Preoperative soft-tissue defect in the right parietotemporal region. A soft-tissue defect measuring 25 × 25 mm is seen on the scalp, and the alloplastic bone used for the previous cranioplasty is exposed under it. CT showed that cranioplasty was performed in the right parietotemporal area, and there was no focal lesion in the brain parenchyma or CSF space other than cerebromalacia in the bifrontal lobe. CT, computed tomography; CSF, cerebrospinal fluid.

Fig. 2

Medical photos immediately after surgery. (A) The previously used SCIP flap was excised around the soft-tissue defect. (B) The exposed bone flap was removed. (C) The LD flap was elevated with a 16 x 9 cm skin paddle with a muscle dimension of 15 × 15 cm and reconstructed by inset at the soft-tissue defect. SCIP, superficial circumflex iliac artery perforator (SCIP); LD, latissimus dorsi.

Fig. 3

Medical photos after six months of reconstruction using free LD flap.

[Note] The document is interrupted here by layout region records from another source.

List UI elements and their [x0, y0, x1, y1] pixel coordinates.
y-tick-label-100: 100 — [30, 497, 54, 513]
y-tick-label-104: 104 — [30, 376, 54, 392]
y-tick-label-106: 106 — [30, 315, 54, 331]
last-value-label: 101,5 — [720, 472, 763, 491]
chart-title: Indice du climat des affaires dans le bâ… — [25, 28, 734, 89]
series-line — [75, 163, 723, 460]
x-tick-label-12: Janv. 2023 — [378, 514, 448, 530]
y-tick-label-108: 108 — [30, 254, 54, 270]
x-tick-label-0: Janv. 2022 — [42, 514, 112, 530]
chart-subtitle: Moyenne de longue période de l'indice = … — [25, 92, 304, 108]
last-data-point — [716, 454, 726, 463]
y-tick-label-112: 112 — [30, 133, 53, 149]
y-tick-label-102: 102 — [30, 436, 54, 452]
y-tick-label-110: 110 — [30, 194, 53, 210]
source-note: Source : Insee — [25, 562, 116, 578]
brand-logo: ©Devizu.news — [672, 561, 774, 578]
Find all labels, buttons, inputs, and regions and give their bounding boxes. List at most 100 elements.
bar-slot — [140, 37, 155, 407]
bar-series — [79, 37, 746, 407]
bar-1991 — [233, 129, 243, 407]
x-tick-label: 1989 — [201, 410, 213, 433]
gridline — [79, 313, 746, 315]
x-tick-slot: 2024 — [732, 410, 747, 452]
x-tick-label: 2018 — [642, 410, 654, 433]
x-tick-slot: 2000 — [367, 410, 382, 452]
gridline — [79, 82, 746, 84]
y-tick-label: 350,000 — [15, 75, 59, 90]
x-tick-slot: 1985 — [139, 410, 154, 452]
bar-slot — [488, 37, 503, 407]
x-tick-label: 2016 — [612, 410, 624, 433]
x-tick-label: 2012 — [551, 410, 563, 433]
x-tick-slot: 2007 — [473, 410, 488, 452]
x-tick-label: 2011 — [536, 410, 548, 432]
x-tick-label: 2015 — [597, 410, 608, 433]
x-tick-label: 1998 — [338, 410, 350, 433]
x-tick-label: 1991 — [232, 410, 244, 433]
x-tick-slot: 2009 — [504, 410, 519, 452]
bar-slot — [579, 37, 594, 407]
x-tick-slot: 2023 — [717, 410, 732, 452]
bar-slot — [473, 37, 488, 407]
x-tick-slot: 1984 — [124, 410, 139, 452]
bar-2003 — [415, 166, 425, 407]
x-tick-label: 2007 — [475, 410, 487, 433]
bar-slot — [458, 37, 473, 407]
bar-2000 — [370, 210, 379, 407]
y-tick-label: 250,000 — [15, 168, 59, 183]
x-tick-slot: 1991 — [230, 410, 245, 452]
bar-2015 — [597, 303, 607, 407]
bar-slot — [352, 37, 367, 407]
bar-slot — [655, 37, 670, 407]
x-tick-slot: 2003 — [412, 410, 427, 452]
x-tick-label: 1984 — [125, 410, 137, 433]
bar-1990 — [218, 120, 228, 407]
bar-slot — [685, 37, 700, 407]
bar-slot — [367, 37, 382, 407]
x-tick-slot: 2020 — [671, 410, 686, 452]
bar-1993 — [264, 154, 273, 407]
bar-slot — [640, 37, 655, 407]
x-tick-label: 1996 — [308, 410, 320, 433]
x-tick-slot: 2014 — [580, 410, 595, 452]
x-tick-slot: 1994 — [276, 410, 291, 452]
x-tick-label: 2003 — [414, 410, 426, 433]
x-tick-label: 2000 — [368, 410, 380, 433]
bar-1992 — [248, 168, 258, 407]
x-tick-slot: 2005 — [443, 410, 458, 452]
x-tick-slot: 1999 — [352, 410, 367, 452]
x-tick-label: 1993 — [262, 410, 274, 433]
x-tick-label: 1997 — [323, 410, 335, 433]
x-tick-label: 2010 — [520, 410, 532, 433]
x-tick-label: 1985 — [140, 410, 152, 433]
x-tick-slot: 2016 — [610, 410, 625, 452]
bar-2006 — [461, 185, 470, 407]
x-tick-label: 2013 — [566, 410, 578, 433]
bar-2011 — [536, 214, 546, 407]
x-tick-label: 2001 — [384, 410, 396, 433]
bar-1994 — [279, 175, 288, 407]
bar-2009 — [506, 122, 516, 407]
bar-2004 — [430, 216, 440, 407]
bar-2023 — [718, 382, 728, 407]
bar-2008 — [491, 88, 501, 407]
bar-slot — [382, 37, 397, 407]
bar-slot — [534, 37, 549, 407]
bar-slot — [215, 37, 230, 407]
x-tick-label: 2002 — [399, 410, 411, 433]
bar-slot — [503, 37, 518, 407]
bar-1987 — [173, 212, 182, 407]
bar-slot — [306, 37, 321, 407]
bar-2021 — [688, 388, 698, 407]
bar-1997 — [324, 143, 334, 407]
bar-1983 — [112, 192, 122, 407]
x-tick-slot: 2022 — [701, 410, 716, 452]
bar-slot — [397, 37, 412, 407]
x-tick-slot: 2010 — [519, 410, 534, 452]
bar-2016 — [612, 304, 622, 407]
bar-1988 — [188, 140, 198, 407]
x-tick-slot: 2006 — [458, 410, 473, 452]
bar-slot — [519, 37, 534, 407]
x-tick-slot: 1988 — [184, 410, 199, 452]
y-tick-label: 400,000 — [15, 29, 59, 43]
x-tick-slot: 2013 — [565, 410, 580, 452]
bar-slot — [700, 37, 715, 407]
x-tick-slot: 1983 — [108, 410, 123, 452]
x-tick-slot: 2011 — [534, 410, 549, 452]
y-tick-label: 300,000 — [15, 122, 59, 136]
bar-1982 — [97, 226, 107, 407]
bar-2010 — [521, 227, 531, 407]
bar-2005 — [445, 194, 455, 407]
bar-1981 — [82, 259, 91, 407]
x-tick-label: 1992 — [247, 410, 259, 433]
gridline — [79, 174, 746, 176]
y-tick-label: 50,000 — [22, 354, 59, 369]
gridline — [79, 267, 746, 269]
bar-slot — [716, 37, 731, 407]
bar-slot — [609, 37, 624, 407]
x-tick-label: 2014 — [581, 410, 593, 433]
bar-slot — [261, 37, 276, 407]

The free LD flap was successfully engrafted without any complications. There were no signs of infection after surgery. (A) Lateral view. (B) Frontal view. LD, latissimus dorsi.

Fig. 4

Computed tomography 3-D reconstruction image immediately after cranioplasty and medical photos nine months after surgery (17 months after free flap surgery). After eight months of reconstruction, the flap was stabilized, and cranioplasty was performed using titanium mesh. Postoperative CT 3-D reconstruction image. (A) Lateral view. (B) Frontal view. Flap congestion occurred immediately after surgery but recovered without any subsequent problems. This caused pigmentation to occur. (C) Lateral view. (D) Frontal view.